To reveal the dynamic tensile properties and crack growth law of frozen sandstone under impact loading, dynamic splitting tests (−30–20 °C) with different strain rates were carried out using a split Hopkinson pressure bar (SHPB), and the crack growth process of the specimens was captured using a high-speed camera. The study focused on the analysis of dynamic tensile mechanical properties, energy dissipation, crack growth, and failure modes of frozen sandstone. Numerical simulation analyses were also performed using LS-DYNA. The results indicated that: (1) The dynamic tensile strength has an obvious strain rate enhancement effect, and the strain rate sensitivity coefficient increased with a decrease in temperature. The Logistic function can characterize the relationship between the dynamic strain rate enhancement factor and the strain rate of frozen sandstone. (2) In the dynamic Brazilian disk (BD) test, the energy absorption rate showed a transition between the strain rates of 40 s⁻¹ and 50 s⁻¹, and there were two main failure modes of the specimen. The Y-direction secondary crack in mode II was caused by tensile stress in the Z-direction. (3) In the dynamic BD test, the central main crack (CMC) did not occur at the central position first, and its Z-direction propagation rate was linear with the strain rate. In the dynamic flattened Brazilian disk (FBD) test, the condition of CMC initiation was that the platform loading angle ($2\alpha$) was greater than 10°. The dynamic tensile strength increased with an increase in $2\alpha$, and the correction coefficient was introduced in the calculation. This study can serve as a theoretical reference and basis for the study of the dynamic tensile properties of rock-like materials.

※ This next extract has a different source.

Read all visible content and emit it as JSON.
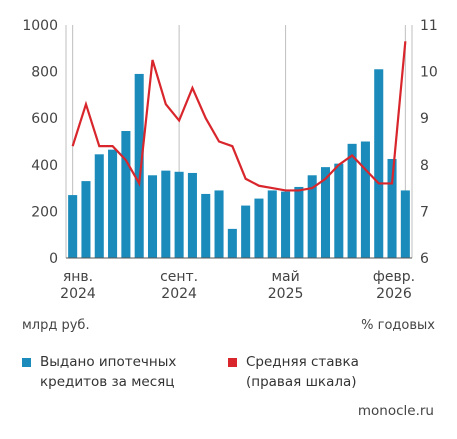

为揭示冲击载荷下冻结砂岩的动态拉伸特性和裂纹扩展规律，采用分离式霍普金森压力棒（SHPB）进行了不同应变率的动态劈裂试验（-30~20 °C），以及裂纹扩展过程标本的捕获使用高速相机。该研究重点分析了冻结砂岩的动态拉伸力学特性、能量耗散、裂纹扩展和破坏模式。还使用 LS-DYNA 进行了数值模拟分析。结果表明：（1）动态抗拉强度具有明显的应变率增强效应，应变率敏感系数随温度降低而增大。Logistic函数可以表征动态应变率增强因子与冻砂岩应变率之间的关系。(2) 在动态巴西圆盘(BD)试验中，能量吸收率在40 s的应变率之间呈现出过渡^-1和50 s ^-1，试件主要有两种破坏模式。模式II中的Y方向二次裂纹是由Z方向的拉应力引起的。(3)动态BD试验中，中心主裂纹(CMC)并未首先出现在中心位置，其Z向扩展速率与应变速率呈线性关系。在动态扁平巴西圆盘（FBD）试验中，CMC起爆条件为平台加载角（$\mathrm{2个}\alpha$) 大于 10°。动态抗拉强度随着添加量的增加而增加$\mathrm{2个}\alpha$，并在计算中引入修正系数。该研究可为类岩石材料的动态拉伸特性研究提供理论参考和依据。